Leading strategic attendance in your school
Improving attendance is about doing things differently and getting your team on board.
Attendance strategies should be ambitious. They should seek to bring about lasting transformative changes. It should be guided by a long-term vision, shared values and the insights gained from your evidence. It will require a multi-dimensional approach that gets the best out of data, teaching, technology and the way you work. This level of change does not happen by chance; it requires planning and the buy-in of the executive team.
As a school leader, you should ensure you have:
- Endorsement and commitment: those at a senior executive level within the school will support you in achieving the desired results.
- Acceptance: seeking acceptance from those involved and affected, directly or indirectly.
- Involvement: involving the right people in the design and implementation of changes, to make sure the right changes are made.

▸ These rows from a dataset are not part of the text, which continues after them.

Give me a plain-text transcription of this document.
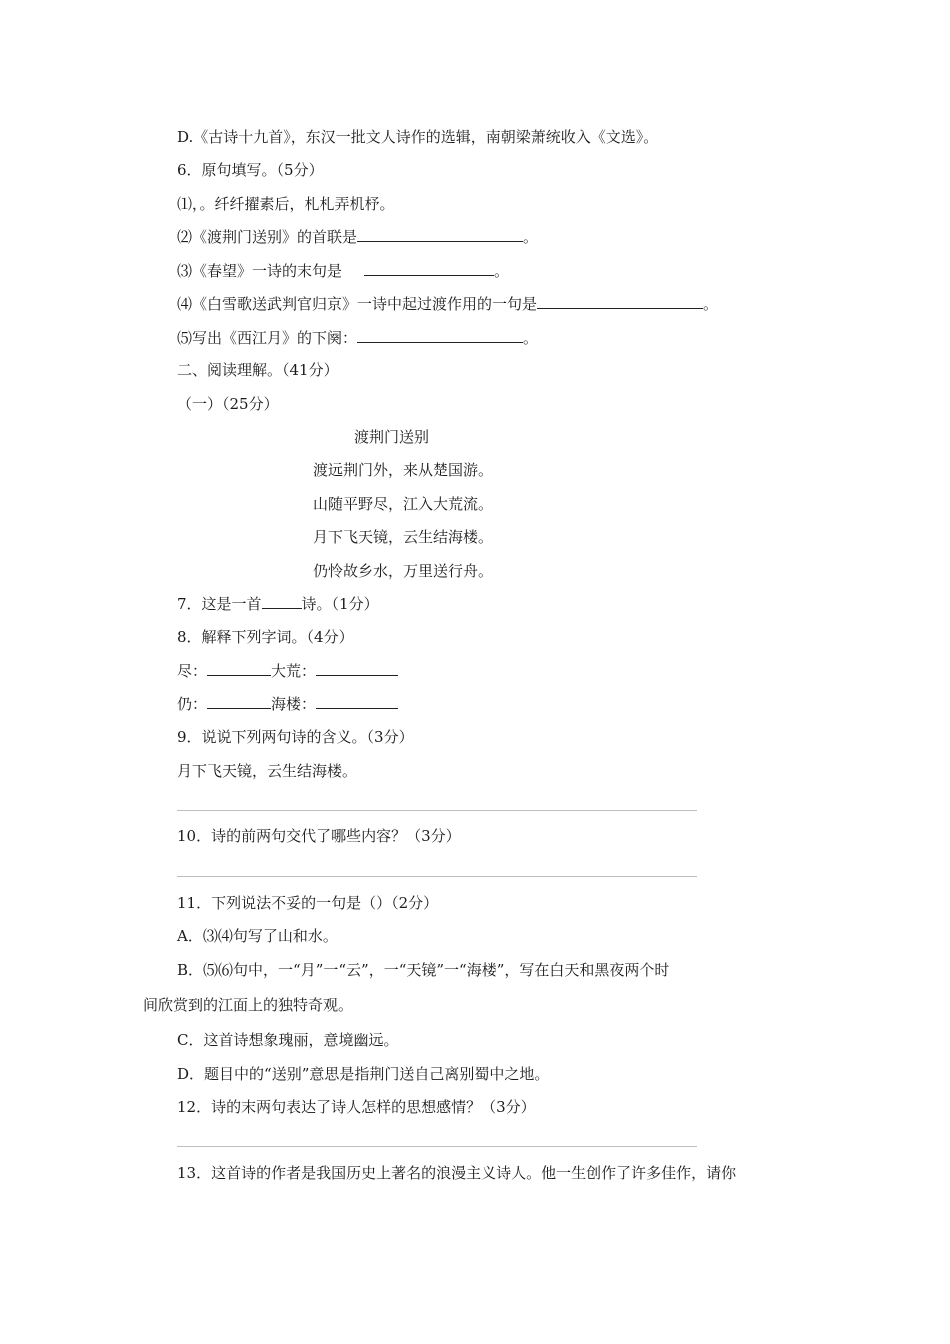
D.《古诗十九首》，东汉一批文人诗作的选辑，南朝梁萧统收入《文选》。
6．原句填写。（5分）
⑴，。纤纤擢素后，札札弄机杼。
⑵《渡荆门送别》的首联是	。
⑶《春望》一诗的末句是	。
⑷《白雪歌送武判官归京》一诗中起过渡作用的一句是	。
⑸写出《西江月》的下阕：	。
二、阅读理解。（41分）
（一）（25分）
渡荆门送别
渡远荆门外，来从楚国游。
山随平野尽，江入大荒流。
月下飞天镜，云生结海楼。
仍怜故乡水，万里送行舟。
7．这是一首	诗。（1分）
8．解释下列字词。（4分）
尽：	大荒：
仍：	海楼：
9．说说下列两句诗的含义。（3分）
月下飞天镜，云生结海楼。
10．诗的前两句交代了哪些内容？（3分）
11．下列说法不妥的一句是（）（2分）
A．⑶⑷句写了山和水。
B．⑸⑹句中，一“月”一“云”，一“天镜”一“海楼”，写在白天和黑夜两个时
间欣赏到的江面上的独特奇观。
C．这首诗想象瑰丽，意境幽远。
D．题目中的“送别”意思是指荆门送自己离别蜀中之地。
12．诗的末两句表达了诗人怎样的思想感情？（3分）
13．这首诗的作者是我国历史上著名的浪漫主义诗人。他一生创作了许多佳作，请你
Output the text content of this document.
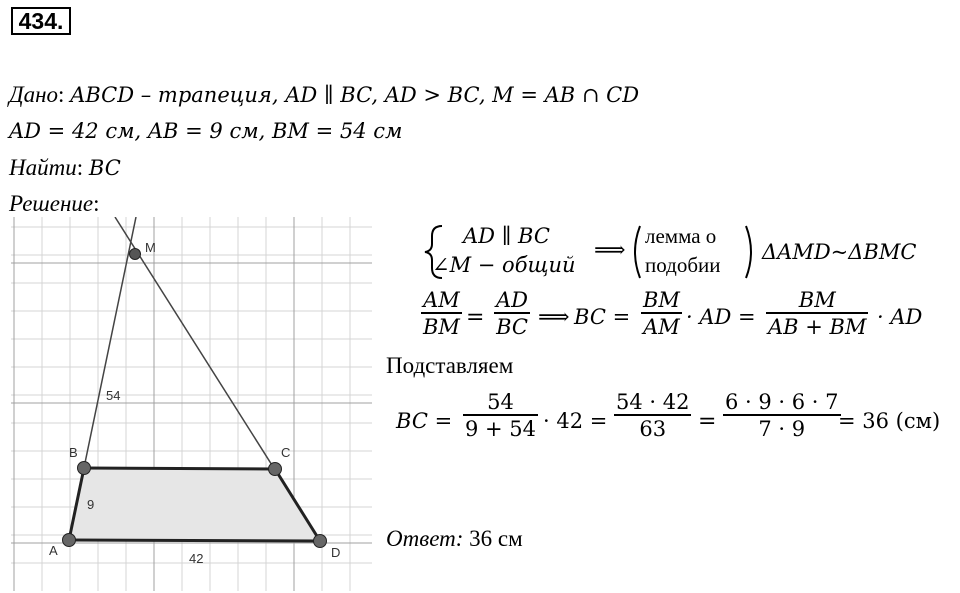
434.
Дано: ABCD – трапеция, AD ∥ BC, AD > BC, M = AB ∩ CD
AD = 42 см, AB = 9 см, BM = 54 см
Найти: BC
Решение:
M
B	C
A	D
54
9
42
AD ∥ BC
∠M − общий
⟹
лемма о
подобии
ΔAMD~ΔBMC
AM
BM =
AD
BC ⟹ BC =
BM
AM · AD =
BM
AB + BM · AD
Подставляем
BC =
54
9 + 54 · 42 =
54 · 42
63 =
6 · 9 · 6 · 7
7 · 9 = 36 (см)
Ответ: 36 см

- Impact: assessing and addressing how the changes will affect people.
- Communication: letting everyone affected by the changes know.
- Readiness: getting people ready to adapt to the changes by ensuring they have the right information, training and help.
A strategic approach must be evidence-based
It should bring together a concise collection of high-level evidence that can be easily communicated, to demonstrate the reasons for change and the risks of not changing.
This evidence should be used to appeal to different perspectives and drivers for change. Give thought how you could gather evidence to understand how the current school context is impacting students, teachers and the community.
Make sure your research into the goal of improving attendance does not pre-empt the solution. For example, if your goal refers to new school procedures, it suggests that developing a new guideline is the solution to the problem.
Pre-empting the solution may lead you away from other causes and a more successful or accurate solution.